The deputy governor of the Reserve Bank of India recently made a case in favor of CBDCs or Central Bank Digital Currencies. He also drew parallels between the development of Unified Payments Interfaces or UPIs development with blockchain networks. It is worth noting that UPI is a digital payment network introduced by NPCI that interconnects several banking networks within and outside of India.
Rabi Sankar, the Deputy Governor of RBI, was recently participating in discussion with the International Monetary Fund, IMF. His stance on the matter suggested opposition to the development of cryptocurrency markets in the region. It is worth noting that the Indian government has already imposed heavy taxes on crypto investors, up to 50%, which has resulted in major crypto organizations opting to leave the country.
Talking about the success of the UPI network, Rabi Sankar claimed that the localized and fiat-supporting peer-to-peer digital transactions platform UPI could replace the need for private cryptocurrencies in the marketplace. He also claimed that the UPI adoption and transaction growth in the country recorded at 160% in the last five years.

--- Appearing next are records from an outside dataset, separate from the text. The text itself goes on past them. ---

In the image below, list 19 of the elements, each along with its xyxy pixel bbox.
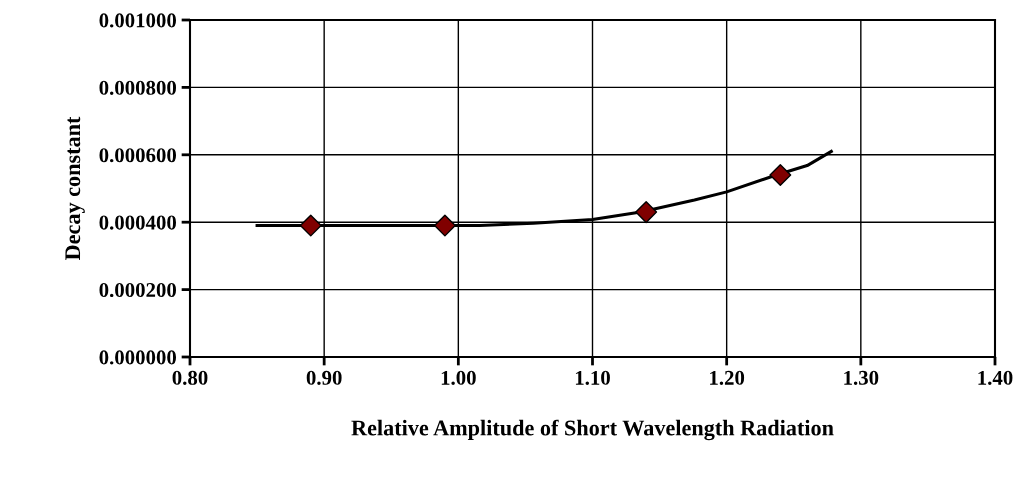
point	[635, 201, 658, 224]
point	[433, 214, 456, 237]
x-tick-label: 1.10	[575, 370, 610, 385]
x-tick-label: 1.00	[441, 370, 476, 385]
x-tick-label: 0.90	[306, 370, 342, 385]
x-tick-label: 0.80	[172, 370, 208, 385]
x-tick-label: 1.20	[710, 370, 745, 385]
y-tick-label: 0.000400	[99, 215, 177, 230]
y-tick-label: 0.000200	[99, 282, 177, 298]
y-tick-label: 0.000000	[99, 350, 177, 365]
y-tick-label: 0.000800	[99, 80, 177, 95]
y-axis-title: Decay constant	[65, 116, 85, 261]
x-axis-title: Relative Amplitude of Short Wavelength Radiation	[351, 419, 834, 441]
y-tick-label: 0.001000	[99, 13, 177, 28]
y-tick-label: 0.000600	[99, 148, 177, 163]
point	[299, 214, 322, 237]
x-tick-label: 1.40	[978, 370, 1013, 385]
point	[769, 164, 792, 187]
x-tick-label: 1.30	[844, 370, 879, 385]
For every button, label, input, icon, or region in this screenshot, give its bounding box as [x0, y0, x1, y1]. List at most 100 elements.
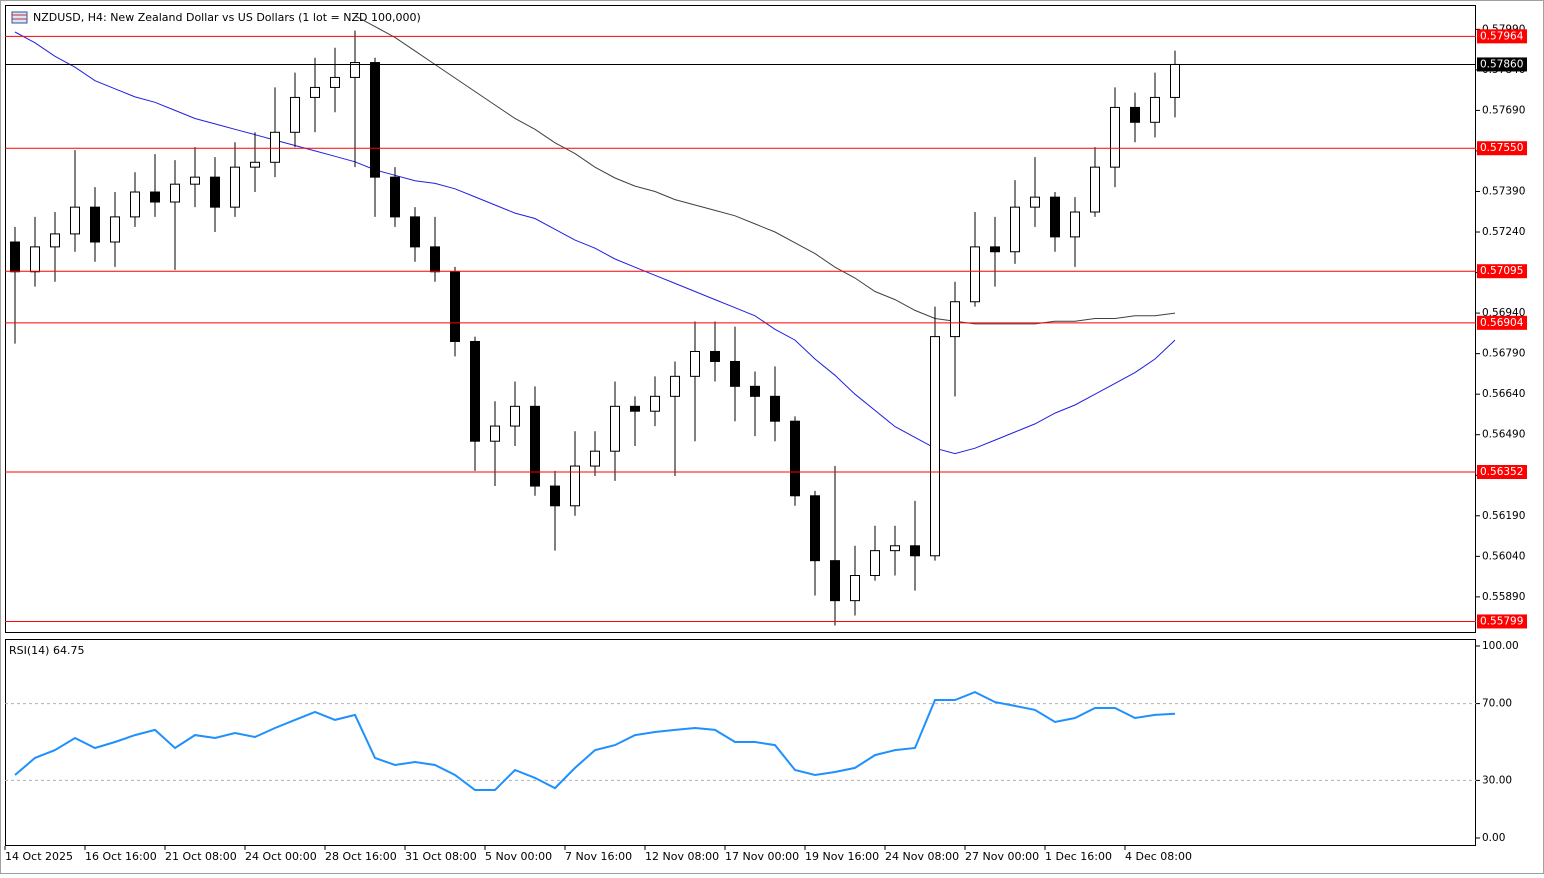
level-label: 0.56352 — [1480, 466, 1523, 478]
moving-average — [14, 31, 1176, 455]
candle-body — [970, 246, 980, 303]
x-tick-label: 27 Nov 00:00 — [965, 850, 1039, 863]
candle-body — [810, 495, 820, 562]
candle-body — [510, 405, 520, 427]
candle-body — [750, 385, 760, 397]
x-tick-label: 16 Oct 16:00 — [85, 850, 157, 863]
symbol-icon — [11, 11, 28, 24]
current-price-label: 0.57860 — [1480, 58, 1523, 70]
candle-body — [570, 465, 580, 507]
x-tick-label: 7 Nov 16:00 — [565, 850, 632, 863]
candle-body — [670, 375, 680, 397]
candle-body — [1110, 106, 1120, 168]
candle-body — [530, 405, 540, 487]
candle-body — [710, 350, 720, 362]
x-tick-label: 21 Oct 08:00 — [165, 850, 237, 863]
x-tick-label: 4 Dec 08:00 — [1125, 850, 1192, 863]
candle-body — [370, 62, 380, 178]
candle-body — [70, 206, 80, 235]
candle-body — [270, 131, 280, 163]
candle-body — [430, 246, 440, 273]
x-tick-label: 31 Oct 08:00 — [405, 850, 477, 863]
x-tick-label: 24 Oct 00:00 — [245, 850, 317, 863]
candle-body — [870, 550, 880, 577]
candle-body — [230, 166, 240, 208]
candle-body — [730, 360, 740, 387]
level-tag — [1477, 29, 1527, 44]
candle-body — [470, 340, 480, 442]
candle-body — [930, 336, 940, 557]
candle-body — [1030, 196, 1040, 208]
y-tick-label: 0.56640 — [1482, 388, 1525, 400]
candle-body — [590, 450, 600, 467]
candle-body — [1150, 96, 1160, 123]
candle-body — [1070, 211, 1080, 238]
candle-body — [410, 216, 420, 248]
y-tick-label: 0.57240 — [1482, 226, 1525, 238]
candle-body — [610, 405, 620, 452]
candle-body — [290, 96, 300, 133]
candle-body — [890, 545, 900, 552]
y-tick-label: 0.56190 — [1482, 510, 1525, 522]
candle-body — [630, 405, 640, 412]
candle-body — [770, 395, 780, 422]
y-tick-label: 100.00 — [1482, 640, 1519, 652]
candle-body — [910, 545, 920, 557]
x-tick-label: 5 Nov 00:00 — [485, 850, 552, 863]
candle-body — [1170, 63, 1180, 98]
candle-body — [350, 62, 360, 78]
level-label: 0.55799 — [1480, 615, 1523, 627]
level-tag — [1477, 465, 1527, 480]
y-tick-label: 0.57390 — [1482, 185, 1525, 197]
x-tick-label: 17 Nov 00:00 — [725, 850, 799, 863]
candle-body — [650, 395, 660, 412]
candle-body — [90, 206, 100, 243]
candle-body — [550, 485, 560, 507]
candle-body — [390, 176, 400, 218]
rsi-line — [14, 691, 1176, 791]
candle-body — [150, 191, 160, 203]
candle-body — [990, 246, 1000, 253]
candle-body — [950, 301, 960, 338]
y-tick-label: 0.55890 — [1482, 591, 1525, 603]
y-tick-label: 70.00 — [1482, 698, 1512, 710]
candle-body — [30, 246, 40, 273]
x-tick-label: 24 Nov 08:00 — [885, 850, 959, 863]
candle-body — [110, 216, 120, 243]
y-tick-label: 0.00 — [1482, 832, 1505, 844]
candle-body — [50, 233, 60, 248]
level-label: 0.57095 — [1480, 265, 1523, 277]
x-tick-label: 19 Nov 16:00 — [805, 850, 879, 863]
x-tick-label: 14 Oct 2025 — [5, 850, 73, 863]
level-tag — [1477, 315, 1527, 330]
level-tag — [1477, 614, 1527, 629]
candle-body — [1090, 166, 1100, 213]
candle-body — [490, 425, 500, 442]
y-tick-label: 30.00 — [1482, 774, 1512, 786]
candle-body — [690, 350, 700, 377]
main-panel — [5, 5, 1476, 633]
level-tag — [1477, 264, 1527, 279]
moving-average — [354, 15, 1176, 325]
candle-body — [170, 183, 180, 203]
candle-body — [1130, 106, 1140, 123]
candle-body — [1010, 206, 1020, 253]
candle-body — [190, 176, 200, 185]
candle-body — [10, 241, 20, 273]
chart-title: NZDUSD, H4: New Zealand Dollar vs US Dol… — [33, 11, 421, 24]
candle-body — [330, 76, 340, 88]
level-label: 0.56904 — [1480, 317, 1524, 329]
candle-body — [830, 560, 840, 602]
level-label: 0.57964 — [1480, 30, 1524, 42]
candle-body — [450, 271, 460, 342]
level-tag — [1477, 141, 1527, 156]
candle-body — [1050, 196, 1060, 238]
y-tick-label: 0.56040 — [1482, 550, 1525, 562]
candle-body — [210, 176, 220, 208]
rsi-panel — [5, 639, 1476, 846]
y-tick-label: 0.56790 — [1482, 348, 1525, 360]
candle-body — [250, 161, 260, 168]
x-tick-label: 12 Nov 08:00 — [645, 850, 719, 863]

He further explained that, unlike blockchain and private cryptocurrencies, the UPI network is much easier to understand and use. He commented that blockchain technology use cases are still in the development phase despite being introduced six years before the UPI network.

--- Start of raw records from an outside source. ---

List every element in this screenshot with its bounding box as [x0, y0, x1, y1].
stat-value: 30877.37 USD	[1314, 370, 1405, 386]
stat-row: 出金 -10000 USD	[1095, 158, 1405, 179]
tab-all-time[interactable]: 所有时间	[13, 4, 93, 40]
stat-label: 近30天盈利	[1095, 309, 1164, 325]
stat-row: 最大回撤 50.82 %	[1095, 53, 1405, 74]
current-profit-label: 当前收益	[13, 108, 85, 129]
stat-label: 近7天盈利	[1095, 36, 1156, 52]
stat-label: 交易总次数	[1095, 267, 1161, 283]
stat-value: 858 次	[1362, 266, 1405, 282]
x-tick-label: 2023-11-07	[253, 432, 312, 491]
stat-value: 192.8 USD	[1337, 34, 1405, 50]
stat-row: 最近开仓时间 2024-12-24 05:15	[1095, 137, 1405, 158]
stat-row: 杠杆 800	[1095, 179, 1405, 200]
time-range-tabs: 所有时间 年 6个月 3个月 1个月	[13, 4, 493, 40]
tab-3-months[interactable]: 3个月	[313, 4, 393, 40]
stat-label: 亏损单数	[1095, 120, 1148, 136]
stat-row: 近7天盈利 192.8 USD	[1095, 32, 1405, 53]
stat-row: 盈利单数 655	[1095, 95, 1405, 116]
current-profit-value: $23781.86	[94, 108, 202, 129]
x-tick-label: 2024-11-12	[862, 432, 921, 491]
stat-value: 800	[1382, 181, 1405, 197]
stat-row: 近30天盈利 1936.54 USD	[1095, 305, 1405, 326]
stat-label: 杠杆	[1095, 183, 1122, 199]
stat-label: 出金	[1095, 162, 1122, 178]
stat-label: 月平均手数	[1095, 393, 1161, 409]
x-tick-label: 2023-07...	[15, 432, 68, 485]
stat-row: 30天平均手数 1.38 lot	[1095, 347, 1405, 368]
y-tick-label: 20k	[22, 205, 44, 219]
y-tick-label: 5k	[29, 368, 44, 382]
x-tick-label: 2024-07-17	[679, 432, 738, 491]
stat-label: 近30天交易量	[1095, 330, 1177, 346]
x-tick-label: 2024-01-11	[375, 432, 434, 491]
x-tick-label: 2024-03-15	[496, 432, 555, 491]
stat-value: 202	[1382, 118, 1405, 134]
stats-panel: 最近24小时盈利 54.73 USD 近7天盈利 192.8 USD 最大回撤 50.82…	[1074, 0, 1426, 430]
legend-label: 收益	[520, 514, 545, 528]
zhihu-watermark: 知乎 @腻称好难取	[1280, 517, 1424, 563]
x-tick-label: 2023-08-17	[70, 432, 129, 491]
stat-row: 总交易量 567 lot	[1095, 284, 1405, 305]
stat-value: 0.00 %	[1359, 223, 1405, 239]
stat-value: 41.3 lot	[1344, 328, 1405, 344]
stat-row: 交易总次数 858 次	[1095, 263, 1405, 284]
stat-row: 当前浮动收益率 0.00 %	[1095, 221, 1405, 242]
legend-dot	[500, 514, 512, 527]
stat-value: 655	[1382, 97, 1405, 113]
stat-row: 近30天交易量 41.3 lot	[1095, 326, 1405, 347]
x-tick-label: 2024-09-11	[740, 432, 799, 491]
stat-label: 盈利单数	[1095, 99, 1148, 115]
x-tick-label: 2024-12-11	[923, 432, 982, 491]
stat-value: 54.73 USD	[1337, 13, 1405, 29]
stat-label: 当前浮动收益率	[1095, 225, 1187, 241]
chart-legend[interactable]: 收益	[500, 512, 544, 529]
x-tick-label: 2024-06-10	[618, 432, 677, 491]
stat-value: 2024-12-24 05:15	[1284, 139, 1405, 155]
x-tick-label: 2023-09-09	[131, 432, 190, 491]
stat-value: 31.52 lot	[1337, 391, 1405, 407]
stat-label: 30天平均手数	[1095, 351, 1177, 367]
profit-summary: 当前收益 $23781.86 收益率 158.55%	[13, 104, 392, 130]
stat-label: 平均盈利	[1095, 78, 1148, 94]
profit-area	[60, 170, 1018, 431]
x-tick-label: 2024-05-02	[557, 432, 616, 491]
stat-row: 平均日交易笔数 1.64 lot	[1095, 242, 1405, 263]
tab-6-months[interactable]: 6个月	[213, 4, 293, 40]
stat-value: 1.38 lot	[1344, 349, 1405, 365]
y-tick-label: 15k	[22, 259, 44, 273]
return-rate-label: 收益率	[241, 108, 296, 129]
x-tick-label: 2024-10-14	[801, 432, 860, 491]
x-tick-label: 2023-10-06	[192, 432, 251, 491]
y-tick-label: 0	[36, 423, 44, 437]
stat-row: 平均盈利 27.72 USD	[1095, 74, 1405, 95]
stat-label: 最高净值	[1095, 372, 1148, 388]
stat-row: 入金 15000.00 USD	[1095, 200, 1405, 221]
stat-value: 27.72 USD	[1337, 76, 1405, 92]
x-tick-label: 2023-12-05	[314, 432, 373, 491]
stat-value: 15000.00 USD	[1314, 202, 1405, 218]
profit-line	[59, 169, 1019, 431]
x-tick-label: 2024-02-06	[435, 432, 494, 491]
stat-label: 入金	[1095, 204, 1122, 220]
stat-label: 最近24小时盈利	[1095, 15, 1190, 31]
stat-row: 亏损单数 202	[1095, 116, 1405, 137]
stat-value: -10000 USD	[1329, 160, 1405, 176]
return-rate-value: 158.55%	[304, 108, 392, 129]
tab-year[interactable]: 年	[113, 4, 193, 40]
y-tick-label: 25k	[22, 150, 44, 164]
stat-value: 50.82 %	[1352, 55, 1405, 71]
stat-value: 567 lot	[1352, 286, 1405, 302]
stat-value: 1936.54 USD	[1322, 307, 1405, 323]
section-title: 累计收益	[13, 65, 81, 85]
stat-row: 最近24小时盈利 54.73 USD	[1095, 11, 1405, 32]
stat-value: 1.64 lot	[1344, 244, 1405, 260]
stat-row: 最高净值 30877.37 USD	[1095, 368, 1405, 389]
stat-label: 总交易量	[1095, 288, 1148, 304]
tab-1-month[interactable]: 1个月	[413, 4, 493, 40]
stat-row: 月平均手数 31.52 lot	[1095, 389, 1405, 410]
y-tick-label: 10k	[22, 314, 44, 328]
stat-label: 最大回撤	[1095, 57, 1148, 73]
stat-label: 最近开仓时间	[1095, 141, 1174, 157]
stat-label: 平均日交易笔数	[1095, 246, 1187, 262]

On the other hand, Sankar admitted that a large part of the Indian population does not have access to the UPI network due to the lack of internet and Smartphone access.
Offline Digital Wallet for CBDC
After China banned cryptocurrencies under its jurisdiction last year, the government of India is following its example. In addition to imposing a passive ban on the cryptocurrency industry, the Indian authorities are also working on introducing a new offline digital payments wallet. According to the latest statements of Sankar, the offline wallets will work towards making the UPIs and CBDC facilities available on a larger scale.
Furthermore, Sankar claimed that the Indian banking sector and financial regulators are going to preserve its monopoly on being the central liquidity provider for the masses. He exclaimed that technology is nothing more than a tool, and it cannot be used to issue currencies.
He also derided stablecoins and said that they should not be accepted by consumers as a 1:1 ratio for the local legal tender. In addition, Sankar claimed that stablecoins undermine the value of the Indian rupee.